Traditionally, US law makes a distinction between public-domain "facts" and "ideas", and copyrighted expression of such facts and ideas. The settlement appears to give rights over information extracted from the corpus to Google, the Authors Guild and the publishers.

Peter Brantley — representing the "Open Book Alliance" as well as the Internet Archive. I.A. Richards: "A book is a machine to think with". That takes on a new meaning, because we're now moving from "books as books" to "books as data". Future books will be different, in ways that most publishers and lawyers don't seem to be thinking about, and in fact no one really can predict.
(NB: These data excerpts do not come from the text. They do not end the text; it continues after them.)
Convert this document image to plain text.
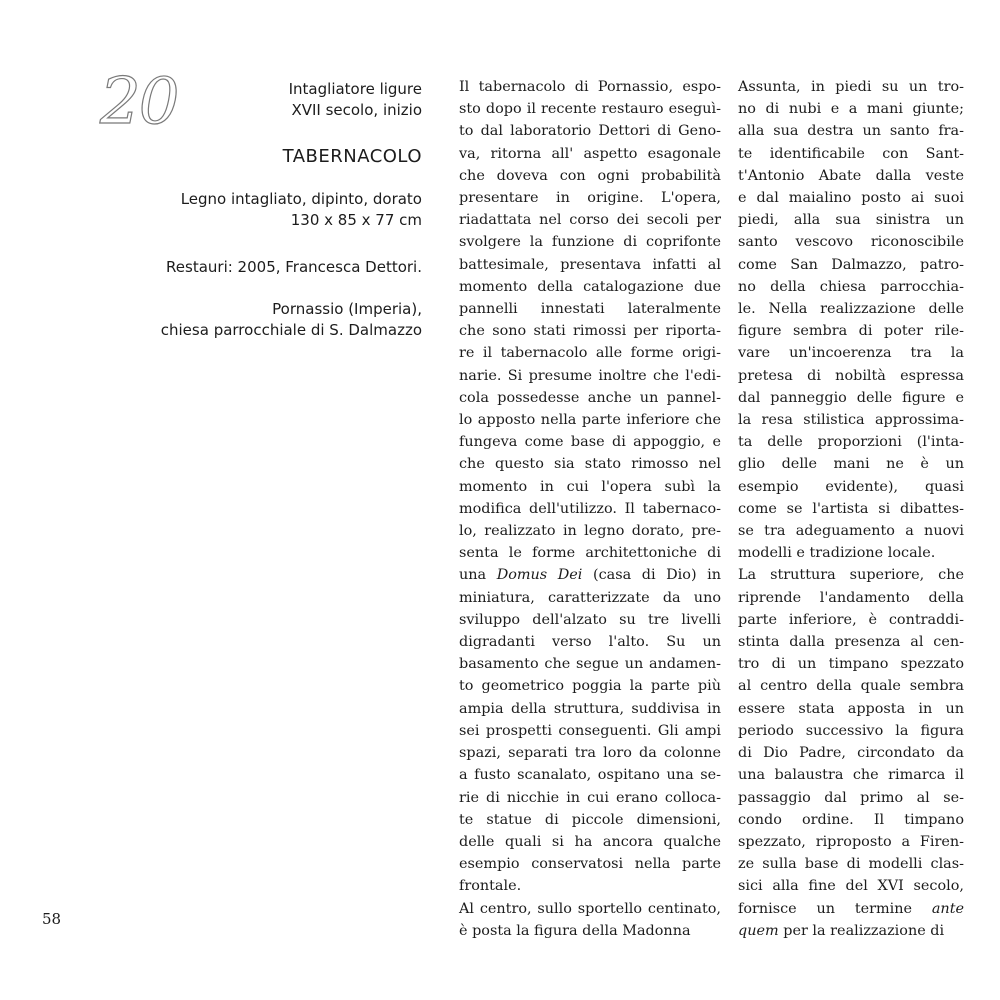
20	Intagliatore ligure
XVII secolo, inizio
TABERNACOLO
Legno intagliato, dipinto, dorato
130 x 85 x 77 cm
Restauri: 2005, Francesca Dettori.
Pornassio (Imperia),
chiesa parrocchiale di S. Dalmazzo
Il tabernacolo di Pornassio, espo-
sto dopo il recente restauro eseguì-
to dal laboratorio Dettori di Geno-
va, ritorna all' aspetto esagonale
che doveva con ogni probabilità
presentare in origine. L'opera,
riadattata nel corso dei secoli per
svolgere la funzione di coprifonte
battesimale, presentava infatti al
momento della catalogazione due
pannelli innestati lateralmente
che sono stati rimossi per riporta-
re il tabernacolo alle forme origi-
narie. Si presume inoltre che l'edi-
cola possedesse anche un pannel-
lo apposto nella parte inferiore che
fungeva come base di appoggio, e
che questo sia stato rimosso nel
momento in cui l'opera subì la
modifica dell'utilizzo. Il tabernaco-
lo, realizzato in legno dorato, pre-
senta le forme architettoniche di
una Domus Dei (casa di Dio) in
miniatura, caratterizzate da uno
sviluppo dell'alzato su tre livelli
digradanti verso l'alto. Su un
basamento che segue un andamen-
to geometrico poggia la parte più
ampia della struttura, suddivisa in
sei prospetti conseguenti. Gli ampi
spazi, separati tra loro da colonne
a fusto scanalato, ospitano una se-
rie di nicchie in cui erano colloca-
te statue di piccole dimensioni,
delle quali si ha ancora qualche
esempio conservatosi nella parte
frontale.
Al centro, sullo sportello centinato,
è posta la figura della Madonna
Assunta, in piedi su un tro-
no di nubi e a mani giunte;
alla sua destra un santo fra-
te identificabile con Sant-
t'Antonio Abate dalla veste
e dal maialino posto ai suoi
piedi, alla sua sinistra un
santo vescovo riconoscibile
come San Dalmazzo, patro-
no della chiesa parrocchia-
le. Nella realizzazione delle
figure sembra di poter rile-
vare un'incoerenza tra la
pretesa di nobiltà espressa
dal panneggio delle figure e
la resa stilistica approssima-
ta delle proporzioni (l'inta-
glio delle mani ne è un
esempio evidente), quasi
come se l'artista si dibattes-
se tra adeguamento a nuovi
modelli e tradizione locale.
La struttura superiore, che
riprende l'andamento della
parte inferiore, è contraddi-
stinta dalla presenza al cen-
tro di un timpano spezzato
al centro della quale sembra
essere stata apposta in un
periodo successivo la figura
di Dio Padre, circondato da
una balaustra che rimarca il
passaggio dal primo al se-
condo ordine. Il timpano
spezzato, riproposto a Firen-
ze sulla base di modelli clas-
sici alla fine del XVI secolo,
fornisce un termine ante
quem per la realizzazione di
58
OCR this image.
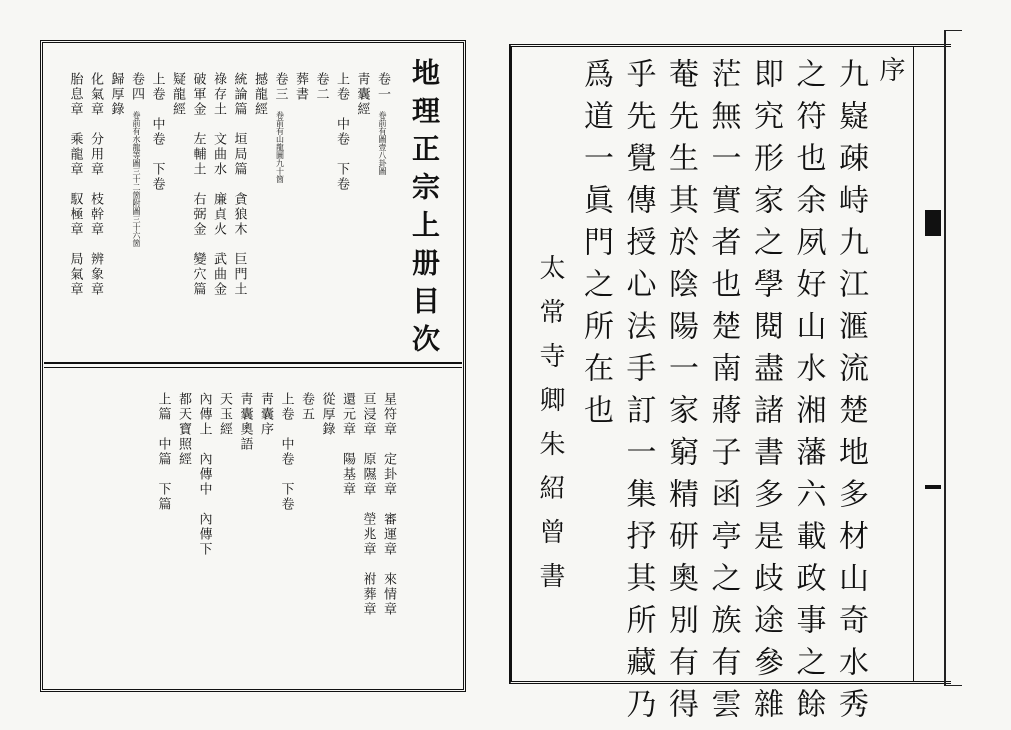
地理正宗上册目次
卷一 卷前有圖壹八卦圖
靑囊經
上卷　中卷　下卷
卷二
葬書
卷三 卷前有山龍圖九十箇
撼龍經
統論篇　垣局篇　貪狼木　巨門土
祿存土　文曲水　廉貞火　武曲金
破軍金　左輔土　右弼金　變穴篇
疑龍經
上卷　中卷　下卷
卷四 卷前有水龍等圖三十二箇附圖三十六箇
歸厚錄
化氣章　分用章　枝幹章　辨象章
胎息章　乘龍章　馭極章　局氣章
星符章　定卦章　審運章　來情章
亘浸章　原隰章　塋兆章　祔葬章
還元章　陽基章
從厚錄
卷五
上卷　中卷　下卷
靑囊序
靑囊奧語
天玉經
內傳上　內傳中　內傳下
都天寶照經
上篇　中篇　下篇
序
九嶷疎峙九江滙流楚地多材山奇水秀
之符也余夙好山水湘藩六載政事之餘
即究形家之學閱盡諸書多是歧途參雜
茫無一實者也楚南蔣子函亭之族有雲
菴先生其於陰陽一家窮精研奧別有得
乎先覺傳授心法手訂一集抒其所藏乃
爲道一眞門之所在也
太常寺卿朱紹曾書
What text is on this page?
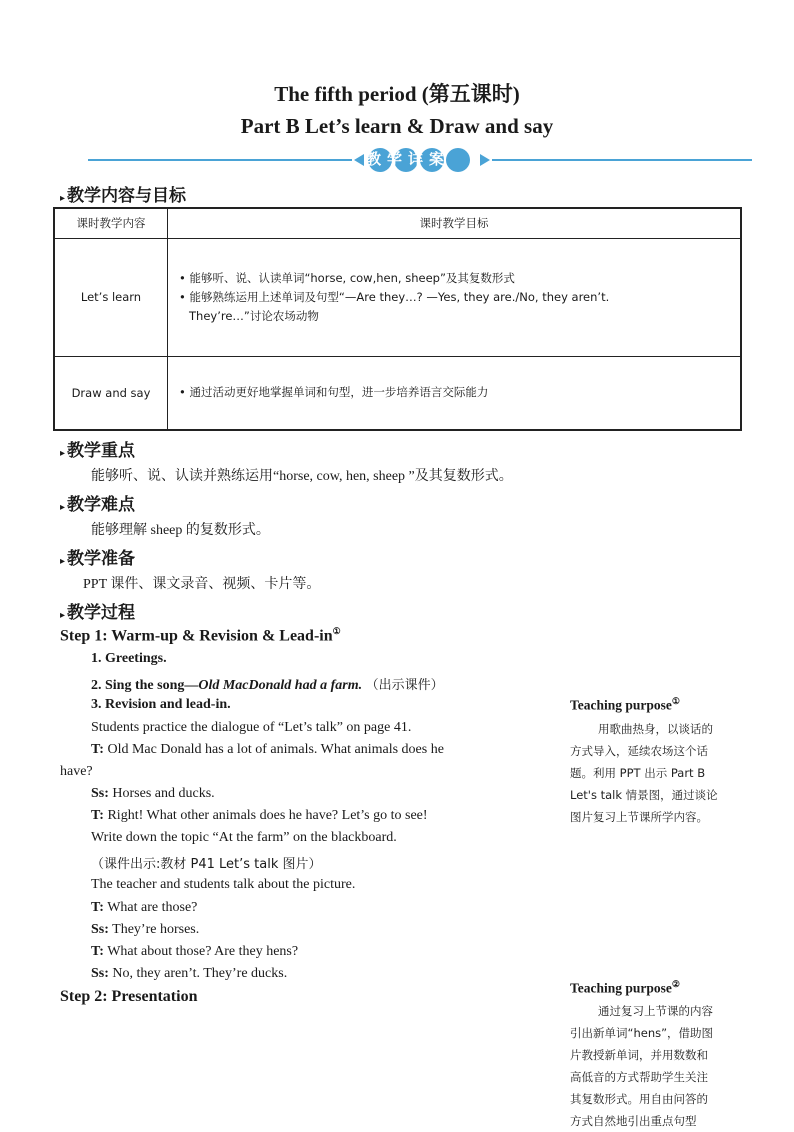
The fifth period (第五课时)
Part B Let’s learn & Draw and say
教学详案
▸ 教学内容与目标
课时教学内容	课时教学目标
Let’s learn	• 能够听、说、认读单词“horse, cow,hen, sheep”及其复数形式
• 能够熟练运用上述单词及句型“—Are they…? —Yes, they are./No, they aren’t.
They’re…”讨论农场动物

Draw and say	• 通过活动更好地掌握单词和句型，进一步培养语言交际能力
▸ 教学重点
能够听、说、认读并熟练运用“horse, cow, hen, sheep ”及其复数形式。
▸ 教学难点
能够理解 sheep 的复数形式。
▸ 教学准备
PPT 课件、课文录音、视频、卡片等。
▸ 教学过程
Step 1: Warm-up & Revision & Lead-in①
1. Greetings.
2. Sing the song—Old MacDonald had a farm. （出示课件）
3. Revision and lead-in.
Students practice the dialogue of “Let’s talk” on page 41.
T: Old Mac Donald has a lot of animals. What animals does he
have?
Ss: Horses and ducks.
T: Right! What other animals does he have? Let’s go to see!
Write down the topic “At the farm” on the blackboard.
（课件出示:教材 P41 Let’s talk 图片）
The teacher and students talk about the picture.
T: What are those?
Ss: They’re horses.
T: What about those? Are they hens?
Ss: No, they aren’t. They’re ducks.
Step 2: Presentation
Teaching purpose①
用歌曲热身，以谈话的
方式导入，延续农场这个话
题。利用 PPT 出示 Part B
Let's talk 情景图，通过谈论
图片复习上节课所学内容。
Teaching purpose②
通过复习上节课的内容
引出新单词“hens”，借助图
片教授新单词，并用数数和
高低音的方式帮助学生关注
其复数形式。用自由问答的
方式自然地引出重点句型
Moving from Gemeinschaft to Gesellschaft.

Concerns: Corpus is unique — a comprehensive collection of 20th-century literature, based on an exclusive deal, due to the treatment of "orphan works" as well as other aspects of the legal settlement. Do we want to give sole ownership of this unique resource to a single corporate actor? Even if authors pull their books from the display portion, it will still be there in the datamining portion. Prices charged to universities for this unique resource will be unregulated and unrestrained by competition.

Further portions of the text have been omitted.